El hecho de que un pequeño partido árabe conocido por su acrónimo hebreo, Raam, accediera a unirse al gobierno tan pronto después de los enfrentamientos reflejaba una creciente comprensión de que la marginación de los partidos árabes solo trae consigo la parálisis. También sugirió un deseo entre algunos ciudadanos palestinos, que representan el 20 por ciento de la población israelí, de ejercer más influencia política.

Raam, con cuatro escaños en el Parlamento actual, sería el primer partido árabe independiente en un gobierno israelí, aunque no tendría miembros en el gabinete.

“No creo que la solución de dos Estados o la reconciliación con los palestinos se logre en el próximo año o dos”, dijo Jafar Farah, director del Centro Mossawa, un grupo de defensa de los ciudadanos árabes de Israel. “Pero creo que es una oportunidad para que la comunidad palestina en Israel se convierta en un cambio de juego”.
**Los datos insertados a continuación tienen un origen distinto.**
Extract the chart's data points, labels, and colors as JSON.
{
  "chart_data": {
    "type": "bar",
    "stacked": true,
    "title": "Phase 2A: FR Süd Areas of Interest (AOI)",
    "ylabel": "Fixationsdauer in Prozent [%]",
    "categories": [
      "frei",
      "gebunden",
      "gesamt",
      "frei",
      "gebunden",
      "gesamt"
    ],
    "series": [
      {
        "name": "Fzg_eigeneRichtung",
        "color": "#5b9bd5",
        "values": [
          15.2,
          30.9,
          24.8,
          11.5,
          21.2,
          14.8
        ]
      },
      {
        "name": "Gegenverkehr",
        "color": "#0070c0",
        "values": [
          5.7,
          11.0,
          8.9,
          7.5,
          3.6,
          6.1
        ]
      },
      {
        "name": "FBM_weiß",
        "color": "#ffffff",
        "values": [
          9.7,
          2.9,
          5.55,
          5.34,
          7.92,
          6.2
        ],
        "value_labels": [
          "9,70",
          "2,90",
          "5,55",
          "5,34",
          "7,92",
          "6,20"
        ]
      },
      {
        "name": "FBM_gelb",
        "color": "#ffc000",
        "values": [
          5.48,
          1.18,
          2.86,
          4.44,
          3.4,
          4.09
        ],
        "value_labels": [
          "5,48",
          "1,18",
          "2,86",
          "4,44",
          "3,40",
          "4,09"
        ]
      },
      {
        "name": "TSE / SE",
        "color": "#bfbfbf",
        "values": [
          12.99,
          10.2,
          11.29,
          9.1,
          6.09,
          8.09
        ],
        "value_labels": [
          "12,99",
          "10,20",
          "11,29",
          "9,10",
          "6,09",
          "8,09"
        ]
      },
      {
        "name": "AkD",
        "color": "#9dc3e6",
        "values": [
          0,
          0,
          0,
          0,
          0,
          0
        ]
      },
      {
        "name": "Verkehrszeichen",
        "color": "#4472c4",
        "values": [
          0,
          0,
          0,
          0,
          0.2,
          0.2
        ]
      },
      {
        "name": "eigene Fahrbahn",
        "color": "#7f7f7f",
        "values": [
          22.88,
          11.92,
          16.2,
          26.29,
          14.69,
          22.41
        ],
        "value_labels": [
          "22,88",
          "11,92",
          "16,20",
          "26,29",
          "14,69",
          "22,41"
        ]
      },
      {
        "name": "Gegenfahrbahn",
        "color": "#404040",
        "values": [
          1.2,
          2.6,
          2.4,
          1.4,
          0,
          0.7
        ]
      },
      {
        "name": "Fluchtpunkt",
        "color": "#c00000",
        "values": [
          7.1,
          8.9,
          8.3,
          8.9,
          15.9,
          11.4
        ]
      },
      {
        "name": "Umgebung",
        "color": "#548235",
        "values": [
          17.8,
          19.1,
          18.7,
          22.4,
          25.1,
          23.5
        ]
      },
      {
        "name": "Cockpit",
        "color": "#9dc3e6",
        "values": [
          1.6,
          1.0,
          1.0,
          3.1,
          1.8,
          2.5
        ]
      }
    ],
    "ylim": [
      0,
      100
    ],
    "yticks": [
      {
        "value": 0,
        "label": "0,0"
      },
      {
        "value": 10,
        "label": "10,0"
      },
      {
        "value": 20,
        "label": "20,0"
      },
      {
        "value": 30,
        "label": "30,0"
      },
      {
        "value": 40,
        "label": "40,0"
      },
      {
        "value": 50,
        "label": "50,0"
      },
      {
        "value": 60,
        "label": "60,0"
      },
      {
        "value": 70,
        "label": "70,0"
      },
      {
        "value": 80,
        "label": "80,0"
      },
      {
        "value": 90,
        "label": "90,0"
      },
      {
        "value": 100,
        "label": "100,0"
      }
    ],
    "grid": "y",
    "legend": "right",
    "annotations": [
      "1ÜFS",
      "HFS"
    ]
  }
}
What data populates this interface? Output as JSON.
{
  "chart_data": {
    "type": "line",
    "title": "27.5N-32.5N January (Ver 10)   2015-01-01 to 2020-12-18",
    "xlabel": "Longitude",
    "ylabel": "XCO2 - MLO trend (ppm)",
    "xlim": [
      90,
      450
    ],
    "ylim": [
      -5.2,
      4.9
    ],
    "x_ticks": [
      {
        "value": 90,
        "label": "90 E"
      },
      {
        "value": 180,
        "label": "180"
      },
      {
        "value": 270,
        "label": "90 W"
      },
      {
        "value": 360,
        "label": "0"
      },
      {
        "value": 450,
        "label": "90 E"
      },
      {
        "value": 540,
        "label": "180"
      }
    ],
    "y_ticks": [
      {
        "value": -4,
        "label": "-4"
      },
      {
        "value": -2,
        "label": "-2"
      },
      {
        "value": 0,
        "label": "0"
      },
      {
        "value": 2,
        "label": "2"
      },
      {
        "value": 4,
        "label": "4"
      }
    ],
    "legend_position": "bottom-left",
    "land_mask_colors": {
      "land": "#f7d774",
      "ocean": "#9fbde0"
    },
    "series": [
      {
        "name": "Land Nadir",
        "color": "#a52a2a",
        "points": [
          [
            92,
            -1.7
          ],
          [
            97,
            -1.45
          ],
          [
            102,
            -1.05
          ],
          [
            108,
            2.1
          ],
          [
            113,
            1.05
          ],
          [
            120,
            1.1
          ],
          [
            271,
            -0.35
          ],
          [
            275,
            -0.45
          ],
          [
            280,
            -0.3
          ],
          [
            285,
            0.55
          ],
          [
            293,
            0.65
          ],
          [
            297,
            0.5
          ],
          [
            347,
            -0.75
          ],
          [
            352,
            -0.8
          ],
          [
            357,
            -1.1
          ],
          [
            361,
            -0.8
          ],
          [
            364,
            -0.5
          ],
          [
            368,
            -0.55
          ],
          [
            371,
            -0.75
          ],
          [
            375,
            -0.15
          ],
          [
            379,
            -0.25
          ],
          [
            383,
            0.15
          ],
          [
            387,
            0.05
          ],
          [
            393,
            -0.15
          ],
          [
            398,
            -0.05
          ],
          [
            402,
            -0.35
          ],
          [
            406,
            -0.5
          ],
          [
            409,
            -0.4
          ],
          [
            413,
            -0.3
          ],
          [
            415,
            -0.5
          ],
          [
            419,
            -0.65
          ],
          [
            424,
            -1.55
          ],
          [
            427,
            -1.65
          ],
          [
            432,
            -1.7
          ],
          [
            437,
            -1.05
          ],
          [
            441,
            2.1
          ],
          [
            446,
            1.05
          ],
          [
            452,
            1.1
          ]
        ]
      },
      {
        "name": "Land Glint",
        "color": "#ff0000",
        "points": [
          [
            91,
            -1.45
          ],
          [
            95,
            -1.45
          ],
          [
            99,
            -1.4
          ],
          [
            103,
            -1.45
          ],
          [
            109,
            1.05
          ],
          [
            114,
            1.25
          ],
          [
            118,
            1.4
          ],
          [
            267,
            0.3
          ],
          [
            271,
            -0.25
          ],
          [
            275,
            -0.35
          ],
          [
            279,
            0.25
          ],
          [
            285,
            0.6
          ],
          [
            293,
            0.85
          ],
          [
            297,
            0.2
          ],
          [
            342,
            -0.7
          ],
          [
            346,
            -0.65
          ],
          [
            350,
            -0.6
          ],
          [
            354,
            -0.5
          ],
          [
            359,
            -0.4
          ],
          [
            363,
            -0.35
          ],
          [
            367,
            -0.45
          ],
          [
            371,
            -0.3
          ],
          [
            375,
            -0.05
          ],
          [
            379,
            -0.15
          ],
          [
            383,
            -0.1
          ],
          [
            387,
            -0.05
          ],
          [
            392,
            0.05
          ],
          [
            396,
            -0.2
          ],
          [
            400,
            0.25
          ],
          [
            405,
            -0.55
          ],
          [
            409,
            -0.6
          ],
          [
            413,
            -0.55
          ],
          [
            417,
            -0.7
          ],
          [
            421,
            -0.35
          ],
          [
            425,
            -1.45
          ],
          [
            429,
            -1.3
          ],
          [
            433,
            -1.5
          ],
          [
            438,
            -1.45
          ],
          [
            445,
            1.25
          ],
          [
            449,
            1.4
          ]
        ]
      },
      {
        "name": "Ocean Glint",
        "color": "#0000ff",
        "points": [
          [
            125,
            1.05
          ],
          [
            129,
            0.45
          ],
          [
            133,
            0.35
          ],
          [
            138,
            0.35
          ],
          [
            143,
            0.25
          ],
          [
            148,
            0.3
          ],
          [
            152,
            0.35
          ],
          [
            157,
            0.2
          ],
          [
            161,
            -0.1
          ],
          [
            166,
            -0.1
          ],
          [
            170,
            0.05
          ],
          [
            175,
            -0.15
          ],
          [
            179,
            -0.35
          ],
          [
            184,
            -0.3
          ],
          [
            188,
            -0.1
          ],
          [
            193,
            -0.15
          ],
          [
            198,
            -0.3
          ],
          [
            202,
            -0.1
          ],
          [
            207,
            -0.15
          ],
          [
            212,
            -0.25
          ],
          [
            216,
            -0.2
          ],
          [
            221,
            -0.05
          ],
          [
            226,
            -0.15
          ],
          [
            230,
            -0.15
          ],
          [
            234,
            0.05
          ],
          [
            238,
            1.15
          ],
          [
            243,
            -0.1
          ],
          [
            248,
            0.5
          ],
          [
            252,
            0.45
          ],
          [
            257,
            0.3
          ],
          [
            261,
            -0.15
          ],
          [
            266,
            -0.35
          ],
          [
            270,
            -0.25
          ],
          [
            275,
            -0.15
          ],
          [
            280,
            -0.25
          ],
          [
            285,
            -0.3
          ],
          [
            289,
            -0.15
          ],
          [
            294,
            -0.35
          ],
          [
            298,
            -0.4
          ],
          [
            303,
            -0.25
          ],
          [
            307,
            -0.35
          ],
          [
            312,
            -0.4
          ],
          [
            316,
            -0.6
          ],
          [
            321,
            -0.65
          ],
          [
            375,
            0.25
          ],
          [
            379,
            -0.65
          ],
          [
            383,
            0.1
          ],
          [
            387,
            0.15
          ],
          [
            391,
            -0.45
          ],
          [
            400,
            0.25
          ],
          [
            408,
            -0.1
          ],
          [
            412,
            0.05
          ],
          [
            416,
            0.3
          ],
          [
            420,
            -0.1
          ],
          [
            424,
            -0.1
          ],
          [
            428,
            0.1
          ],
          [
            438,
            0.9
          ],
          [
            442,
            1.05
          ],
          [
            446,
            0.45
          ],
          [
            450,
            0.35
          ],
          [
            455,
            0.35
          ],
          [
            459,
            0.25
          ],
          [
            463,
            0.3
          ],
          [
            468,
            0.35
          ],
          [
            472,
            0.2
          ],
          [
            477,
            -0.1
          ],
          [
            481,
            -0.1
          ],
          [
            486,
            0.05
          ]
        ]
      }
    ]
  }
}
Otros se mostraron más escépticos. “He debatido con Bennett y él dice abiertamente: ‘No eres mi igual’”, dijo Diana Buttu, una destacada abogada palestina con sede en Haifa. “¿Quería que Netanyahu saliera? Si. ¿Hasta el punto de querer a Bennett como primer ministro? No.”

Aludiendo a Mansour Abbas, el líder del pequeño partido árabe que firmó un acuerdo para unirse al gobierno, agregó: “Ha hecho esto para dejar su huella, pero no obtendrá nada. Está respaldando efectivamente a un gobierno liderado por un ultranacionalista que quiere expandir los asentamientos ”.

No está claro cómo Bennett ejercería el poder en una coalición con muchos miembros a su izquierda, incluido el arquitecto principal del acuerdo, Yair Lapid. Pero el control de Netanyahu sobre la sociedad israelí y la imaginación israelí ha sido tal durante los últimos doce años que su eventual partida parece inevitablemente sinónimo de una nueva posibilidad.

Al comentar en el periódico Yedioth, Merav Batito escribió: “La firma de Abbas es mucho más que una muestra formal de acuerdo. Simboliza la posibilidad de un retorno a la normalidad de la sociedad israelí “. Añadió: “El primer muro de hormigón construido entre árabes y judíos por el Parlamento en lo más profundo de la sociedad israelí ha sido violado”.